“EASE up Jeff, save it for the stairs.” The trainer’s voice had a tinge of gasp.
A bead of sweat dripped over Jeff’s forehead and stung his eye with saltiness. The voice from behind snapped him out of his zone. He realised he’d been accelerating – the request reminded him he was part of a group. The sweat beads continued despite the cooling southerly and threatening skies as the group pounded up the hill behind the beach.
It had been cloudy for a while. A La Nina event was coming, he’d heard on the weather report. The weatherman had explained how this event would be different from previous, not as wet.
He remembered as a teenager a sense of being different. Nobody had questioned him about his preferences. He’d dated girls but always felt he was missing out on something. Being good at sport diverted suspicion.
His thoughts drifted to his best mate and training partner, Michael, still in hospital following heart surgery. He felt a pang of guilt as he remembered how he’d urged him to come out to the pub the night before the heart attack happened; to have those extra few drinks. He knew that wasn’t the reason for the attack, but still struggled to convince himself.
Michael’s eyes had widened when he’d told him. The conversation stopped. He hadn’t intended to say anything, but the pressure was too much, he had to tell someone.
“I need to go to the bar,” Michael said. They hadn’t spoken since.
The group pushed on towards the surf club at the north end of the beach. He heard the soft, even slap of runners on pavement behind, which indicated his pace was now right. He led the group down the ramp and onto the beach, the slap replaced by the squeak of sand. The tide was high and there’d been a lot of erosion, which forced the group up into the softer sand. The heavy breathing turned to grunts as muscles struggled in the loose footing.
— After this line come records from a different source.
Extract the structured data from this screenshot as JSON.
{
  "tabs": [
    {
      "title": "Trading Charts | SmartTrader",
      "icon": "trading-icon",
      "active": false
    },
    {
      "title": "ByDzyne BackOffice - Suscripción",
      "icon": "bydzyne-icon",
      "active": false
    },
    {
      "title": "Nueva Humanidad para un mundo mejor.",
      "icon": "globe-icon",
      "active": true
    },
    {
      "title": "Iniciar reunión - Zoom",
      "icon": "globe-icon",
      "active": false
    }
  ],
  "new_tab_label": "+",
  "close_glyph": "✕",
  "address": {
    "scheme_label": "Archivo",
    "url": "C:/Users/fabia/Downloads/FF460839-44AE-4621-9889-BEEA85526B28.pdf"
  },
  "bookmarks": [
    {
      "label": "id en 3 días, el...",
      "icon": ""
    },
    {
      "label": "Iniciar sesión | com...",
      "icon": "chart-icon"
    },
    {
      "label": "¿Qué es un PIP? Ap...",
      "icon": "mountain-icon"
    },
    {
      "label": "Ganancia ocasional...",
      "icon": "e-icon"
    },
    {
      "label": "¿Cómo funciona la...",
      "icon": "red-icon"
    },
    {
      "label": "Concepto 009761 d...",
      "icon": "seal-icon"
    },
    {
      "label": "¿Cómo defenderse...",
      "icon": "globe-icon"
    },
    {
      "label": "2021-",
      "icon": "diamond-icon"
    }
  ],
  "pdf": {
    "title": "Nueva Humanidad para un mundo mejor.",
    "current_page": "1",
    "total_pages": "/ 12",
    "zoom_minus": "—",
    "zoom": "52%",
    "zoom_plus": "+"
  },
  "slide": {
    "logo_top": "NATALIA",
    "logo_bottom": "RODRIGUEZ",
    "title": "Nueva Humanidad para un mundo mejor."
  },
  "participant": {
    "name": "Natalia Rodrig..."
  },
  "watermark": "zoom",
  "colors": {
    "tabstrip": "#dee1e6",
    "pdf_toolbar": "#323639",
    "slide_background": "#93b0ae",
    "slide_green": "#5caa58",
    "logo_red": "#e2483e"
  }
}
He wondered again about his conversation with Michael. He wasn’t sure what reaction he’d expected, but the silence surprised him. Was he sure himself anyway? He had these feelings, they prowled around his head at night like a howling cat that he couldn’t ignore. Should he keep trying to block them out?
“This soft sand is tough going,” someone said from behind.
“Not far now … See who can beat Jeff to the stairs,” the trainer cajoled the group.
Jeff didn’t need any motivation as endorphins kicked in. He maintained his place at the front.
How would it change things, with the club, his family, work? I shouldn’t have said anything.
The younger guys looked up to him: a club champion; good looks; dated Vanessa, the female club champion. What would they think now? What would he say to her? She might have realised. They all might have realised. He was the first to the stairs.
“Only 10 sets today, that beach section was harder than usual.”
A light mist of rain began to fall which diluted the sweat, so it didn’t sting his eyes as much.
He tried to imagine what his father’s reaction might be.
“It’s not natural,” he’d said many years ago while looking at a newspaper photo of two men holding hands. His mother had shaken her head at him in disagreement. His father still went to church each Sunday, read the first Bible reading and handed around the collection plate, then stayed behind to count the money after the rest of the congregation had left. Jeff and his brother hadn’t minded this when they were younger. They’d had a competition with the other kids to see who could climb the highest in the Moreton Bay fig out the back of the church. His initials were carved several branches above all the others.
He took the stairs two at a time and lapped the rest of the group by the fifth set. He smiled at the others on the way back down and silently cursed on the way up when he had to manoeuvre around them. He remembered how Michael and he would laugh and push each other all the way to the top. He did five more while the rest of the group finished.
The rain was steady now and the trainer shortened the warm down. The rest of the group left and hurried off to their cars and the day ahead. Jeff grabbed his drink bottle and phone and continued jogging on the now empty path behind the beach. He headed up through the carpark and along a track up the headland.
He was high above the water, the ocean to his left. He climbed through the rail fence and found the overgrown path out onto to the ledge where he used to sit as a kid, shielded by bitou bush. The ledge was smaller than he remembered. He would look out over the ocean and dream of being an ironman when he grew up. Now he could see the ocean baths to the north and the bluff to the south. The coal ships sat patiently out to sea.
The rain had eased but the loose dirt near the edge had turned into a slippery mess. Waves crashed onto the rock platform below. Another step and he’d be over the edge. He wondered what it would feel like, the free fall and wind on face, the ground rushing up to meet, the hard rock.
He remembered falling out of the fig tree as a kid and landing with a thump in the leaves. Momentary paralysis. The other kids had kept laughing, playing, climbing, oblivious. Then the realisation he was OK, apart from a headache.
His phone buzzed. There was a message from Michael. “I’m happy for you. Can’t wait to catch-up.”
The clouds thinned, the rain stopped. Streaks of sun were beginning to poke through. He turned back up the path. A rainbow formed over the houses behind the headland.